Em sua sentença, o magistrado foi enfático ao caracterizar a omissão do poder público e da entidade hospitalar. Ele destacou que a situação “resultou em abalo moral indenizável”, criando “risco concreto à sua vida” não apenas pelas lesões, mas também pelo perigo de atropelamento na rodovia.

O relatório da AHBB, apresentado nos autos, descreveu que a paciente estava sonolenta e que a técnica de enfermagem, embora tivesse faixas de contenção, não as usou por considerar o estado da mulher calmo. A funcionária relatou que, ao passar pelo pedágio, em direção a Marília, a paciente “movimentou-se bruscamente”, abriu a porta e pulou, deixando-a “sem reação, em choque e pânico”.
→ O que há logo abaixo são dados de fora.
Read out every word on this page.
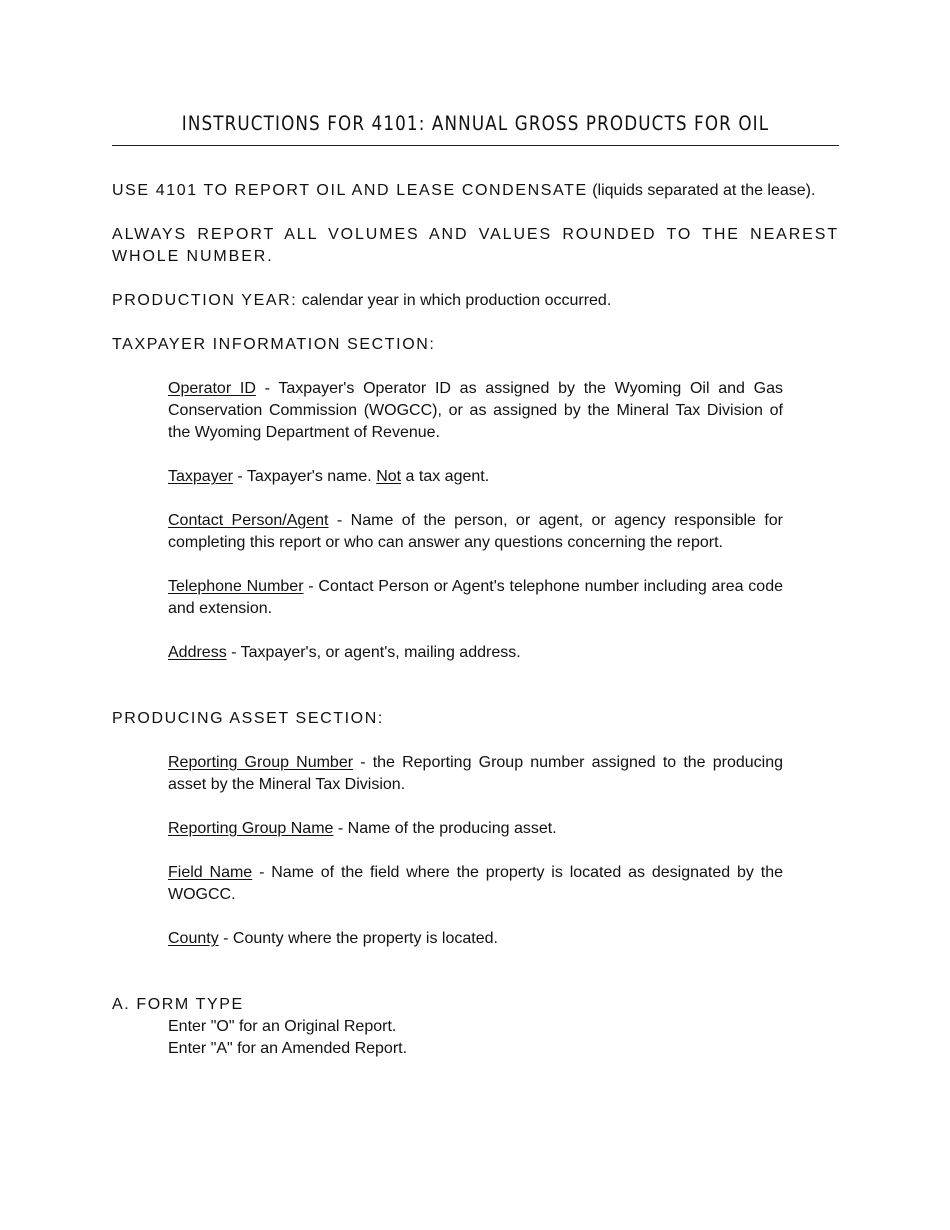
INSTRUCTIONS FOR 4101: ANNUAL GROSS PRODUCTS FOR OIL
USE 4101 TO REPORT OIL AND LEASE CONDENSATE (liquids separated at the lease).
ALWAYS REPORT ALL VOLUMES AND VALUES ROUNDED TO THE NEAREST WHOLE NUMBER.
PRODUCTION YEAR: calendar year in which production occurred.
TAXPAYER INFORMATION SECTION:
Operator ID - Taxpayer's Operator ID as assigned by the Wyoming Oil and Gas Conservation Commission (WOGCC), or as assigned by the Mineral Tax Division of the Wyoming Department of Revenue.
Taxpayer - Taxpayer's name. Not a tax agent.
Contact Person/Agent - Name of the person, or agent, or agency responsible for completing this report or who can answer any questions concerning the report.
Telephone Number - Contact Person or Agent's telephone number including area code and extension.
Address - Taxpayer's, or agent's, mailing address.
PRODUCING ASSET SECTION:
Reporting Group Number - the Reporting Group number assigned to the producing asset by the Mineral Tax Division.
Reporting Group Name - Name of the producing asset.
Field Name - Name of the field where the property is located as designated by the WOGCC.
County - County where the property is located.
A. FORM TYPE
Enter "O" for an Original Report.
Enter "A" for an Amended Report.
No entanto, o juiz considerou que a equipe médica ignorou um histórico claro de comportamento de risco. Horas antes do transporte, a paciente havia fugido da UPA, foi encontrada nua em um bosque e precisou ser resgatada pelos Bombeiros. Sua mãe também havia feito pedidos expressos por contenção.

A decisão judicial fundamentou-se em normas técnicas do Conselho Regional de Medicina do Estado de São Paulo (CRM-SP), citadas na sentença. Essas normas estabelecem que o transporte de pacientes psiquiátricos deve ser feito em ambulâncias com o compartimento do condutor isolado, portas trancadas somente pelo lado externo e equipadas com material de contenção física e medicamentos específicos.

Para o magistrado, o uso de uma ambulância que permitia a abertura interna da porta e a ausência de contenção mecânica, diante do quadro psiquiátrico conhecido, configuraram “descumprimento de dever específico de agir”. A sentença afirma que o salto “não pode ser considerado evento inevitável” e que houve “falta do serviço” atribuível a toda a equipe da UPA.

A condenação, que ainda cabe recurso, foi fundamentada como um alerta sobre a necessidade de cumprir os protocolos de segurança no transporte de pacientes em crise de saúde mental. O valor de R$ 50 mil foi fixado para reparar, em parte, a “dor física, sofrimento psíquico e, inequivocamente, violação de sua dignidade” sofridos pela paciente.